Не нужно ни идеализировать эти отношения в целом, ни противопоставлять их чистоту и искренность всеобщему якобы разврату, царившему в рабовладельческой верхушке. Дело не в статистике удачных и прочных браков среди свободных или среди рабов и отпущенников. Распад традиционных групп и приток новых людей исподволь создавали новый тип общности, где связи гражданской общины играли все меньшую роль и выбор спутников все больше определялся мыслями и чувствами каждого человека. Возникнув в среде, раньше всего и дальше всего отошедшей от полисного устройства, этот принцип распространялся вверх и вширь. Он сказывался не только в сфере семьи, но также в дружбе, приобретающей в эту пору для многих особенное значение, в тесных сообществах поклонников какого-либо божества. Особенно ярко проявился он в так называемых collegia tenuiorum— «коллегиях простых людей».

Коллегии, изначально представлявшие собой свободные союзы граждан, объединившихся по признаку принадлежности к одной ремесленной профессии или для совместного отправления какого-либо религиозного культа, сложились в Риме еще при царях и просуществовали почти до конца его истории. Независимо от своих прямых функций коллегии привлекали людей царившей в них атмосферой неофициальной солидарности и приязни. Рассказывая о собраниях коллегий, учрежденных в Риме в конце III в. до н. э. для почитания Великой Матери, Старший Катон даже не упоминает о культовом их назначении и говорит, что «очарование этих трапез состояло для меня не столько в еде и питье, сколько в общении с друзьями и беседе с ними». Сохранив некоторые свои древние черты и утратив другие, пережив сложные перипетии отношений с властью, такие коллегии широко распространились в период ранней империи, и к концу его их деятельность была регламентирована рядом законов. Главное требование этих законов — разграничение коллегий, которые «дозволены решением сената или цезаря», и коллегий, такого дозволения не имеющих.
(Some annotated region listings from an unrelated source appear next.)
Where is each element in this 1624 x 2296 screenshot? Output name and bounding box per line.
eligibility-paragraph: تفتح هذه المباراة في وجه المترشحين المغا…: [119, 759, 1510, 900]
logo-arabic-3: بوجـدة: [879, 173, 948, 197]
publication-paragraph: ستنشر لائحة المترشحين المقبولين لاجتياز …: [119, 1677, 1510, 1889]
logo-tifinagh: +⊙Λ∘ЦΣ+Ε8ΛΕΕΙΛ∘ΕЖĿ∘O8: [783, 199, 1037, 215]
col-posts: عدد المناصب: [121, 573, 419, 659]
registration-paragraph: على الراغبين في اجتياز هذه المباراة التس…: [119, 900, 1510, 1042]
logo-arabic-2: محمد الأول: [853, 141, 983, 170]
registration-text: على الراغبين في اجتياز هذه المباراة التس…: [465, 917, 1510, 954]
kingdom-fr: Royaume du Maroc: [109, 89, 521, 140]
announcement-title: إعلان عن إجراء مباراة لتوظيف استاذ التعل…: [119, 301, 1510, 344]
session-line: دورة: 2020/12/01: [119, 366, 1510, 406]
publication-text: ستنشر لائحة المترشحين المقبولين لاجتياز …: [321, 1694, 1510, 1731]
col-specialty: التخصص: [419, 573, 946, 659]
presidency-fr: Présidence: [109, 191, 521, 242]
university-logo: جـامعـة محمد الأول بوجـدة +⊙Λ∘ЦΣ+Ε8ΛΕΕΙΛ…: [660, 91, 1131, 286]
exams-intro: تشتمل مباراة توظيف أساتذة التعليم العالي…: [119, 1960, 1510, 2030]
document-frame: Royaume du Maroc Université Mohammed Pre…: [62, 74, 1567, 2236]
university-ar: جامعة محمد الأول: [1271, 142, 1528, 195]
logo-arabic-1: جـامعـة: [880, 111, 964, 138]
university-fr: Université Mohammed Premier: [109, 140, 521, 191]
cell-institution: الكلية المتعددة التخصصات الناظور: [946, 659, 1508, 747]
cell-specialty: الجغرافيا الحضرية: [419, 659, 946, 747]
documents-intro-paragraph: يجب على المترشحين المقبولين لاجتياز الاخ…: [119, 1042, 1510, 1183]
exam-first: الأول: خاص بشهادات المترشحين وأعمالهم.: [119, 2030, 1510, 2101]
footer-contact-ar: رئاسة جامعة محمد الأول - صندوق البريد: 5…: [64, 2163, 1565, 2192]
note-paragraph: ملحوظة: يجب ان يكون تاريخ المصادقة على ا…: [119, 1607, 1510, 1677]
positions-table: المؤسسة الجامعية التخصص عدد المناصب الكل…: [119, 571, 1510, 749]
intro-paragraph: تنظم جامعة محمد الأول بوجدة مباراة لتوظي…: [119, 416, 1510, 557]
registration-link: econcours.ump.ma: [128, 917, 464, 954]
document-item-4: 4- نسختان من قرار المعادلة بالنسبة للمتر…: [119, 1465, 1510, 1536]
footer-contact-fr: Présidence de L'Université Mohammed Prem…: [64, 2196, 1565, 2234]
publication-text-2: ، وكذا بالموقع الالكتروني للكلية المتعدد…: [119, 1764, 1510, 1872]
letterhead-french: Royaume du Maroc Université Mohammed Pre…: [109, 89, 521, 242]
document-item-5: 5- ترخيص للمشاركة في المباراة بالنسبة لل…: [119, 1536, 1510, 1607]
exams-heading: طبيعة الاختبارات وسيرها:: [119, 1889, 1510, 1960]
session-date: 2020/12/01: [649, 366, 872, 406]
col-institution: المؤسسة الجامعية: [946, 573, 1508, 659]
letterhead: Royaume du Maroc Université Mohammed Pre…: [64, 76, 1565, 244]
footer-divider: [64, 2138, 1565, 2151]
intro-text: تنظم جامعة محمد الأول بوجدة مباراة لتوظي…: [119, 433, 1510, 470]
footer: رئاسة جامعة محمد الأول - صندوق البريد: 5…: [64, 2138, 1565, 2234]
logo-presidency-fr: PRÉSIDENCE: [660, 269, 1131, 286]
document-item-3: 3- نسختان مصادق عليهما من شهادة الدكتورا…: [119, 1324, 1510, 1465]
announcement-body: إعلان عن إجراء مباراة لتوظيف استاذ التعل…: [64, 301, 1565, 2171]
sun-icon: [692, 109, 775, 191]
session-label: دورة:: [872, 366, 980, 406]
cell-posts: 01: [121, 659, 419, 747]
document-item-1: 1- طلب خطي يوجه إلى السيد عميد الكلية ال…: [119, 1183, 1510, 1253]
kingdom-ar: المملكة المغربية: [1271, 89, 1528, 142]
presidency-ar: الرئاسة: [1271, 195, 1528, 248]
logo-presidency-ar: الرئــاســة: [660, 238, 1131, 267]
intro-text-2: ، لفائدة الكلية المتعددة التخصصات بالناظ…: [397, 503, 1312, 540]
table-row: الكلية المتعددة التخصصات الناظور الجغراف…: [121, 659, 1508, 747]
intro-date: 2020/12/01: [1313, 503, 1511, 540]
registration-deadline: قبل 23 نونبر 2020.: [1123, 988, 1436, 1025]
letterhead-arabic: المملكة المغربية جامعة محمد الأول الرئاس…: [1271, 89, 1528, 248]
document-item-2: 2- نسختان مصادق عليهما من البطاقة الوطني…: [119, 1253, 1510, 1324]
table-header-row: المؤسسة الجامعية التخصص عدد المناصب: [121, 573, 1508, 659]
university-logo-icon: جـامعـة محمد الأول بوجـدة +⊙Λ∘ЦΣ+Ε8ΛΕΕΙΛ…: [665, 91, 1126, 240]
Деятельность товариществ последнего рода объявлялась категорически запрещенной, и за нее полагались предельно тяжелые наказания. Коллегии первого рода предусматривались только для лиц малоимущих или имеющих низкий социальный статус. С согласия хозяев в коллегии разрешалось принимать рабов. Предусмотренная законом деятельность коллегий состояла в сборе денег на общие нужды членов, в ежемесячных совместных трапезах и в отправлении признанных государством культов.

Чем же стали древние коллегии к этому времени, т. е. к концу II — началу III в.? Они были разнообразны по числу членов — от 3 до 2000 человек — и особенно по мотивам, сведшим их воедино. В число коллегий входили и профессиональные объединения ремесленников — портных, лодочников, зеленщиков, шерстобитов, погонщиков мулов и др.; и землячества, охватывавшие как просто соседей (известно, например, общество жителей римского района Велабра), так и людей, проживающих в данном городе, но проис ходящих из другой части империи — в Путеолах имелась коллегия выходцев из финикийского города Берита, в Малаге — две коллегии азиатских торговцев и т. д.; почитатели различных божеств, и особенно союзы лиц, вскладчину обеспечивавших себе место на кладбище или в колумбарии. Они обычно располагали своим помещением для собраний, храмиком при нем, кое-каким другим имуществом, приобретавшимся на взносы членов, а чаще на пожертвования какого-нибудь видного лица, который считался патроном коллегии и получал от нее знаки внимания и почета. Такие коллегии объединяли в эту эпоху действительно «простых людей» — известны, например, союзы, состоявшие только из отпущенников и рабов. Дела, которыми они занимались совместно, выборы руководителей, сбор денег, религиозные церемонии, обсуждение расходов, совместные трапезы — были связаны с чисто местными вопросами. Выбирали «старшину трапезы», который обязан был обеспечить, как говорится в сохранившемся уставе одной из коллегий, чтобы перед каждым сотрапезником стояла бутылка «доброго вина», хлеба на 2 асса и 4 сардинки, а если кто будет с ним непочтителен, то заплатит штраф в 12 сестерциев. Приходовали (как, например, коллегия почитателей Сильвана в Филиппах Македонских) пожертвования членов храмику коллегии: статую ценой в 25 денариев или картину, стоившую 15 денариев. Без конца выражали восторженную покорность — богам, императорам, патронам. Разрешения на такие коллегии выдавались, судя по их числу, легко и широко.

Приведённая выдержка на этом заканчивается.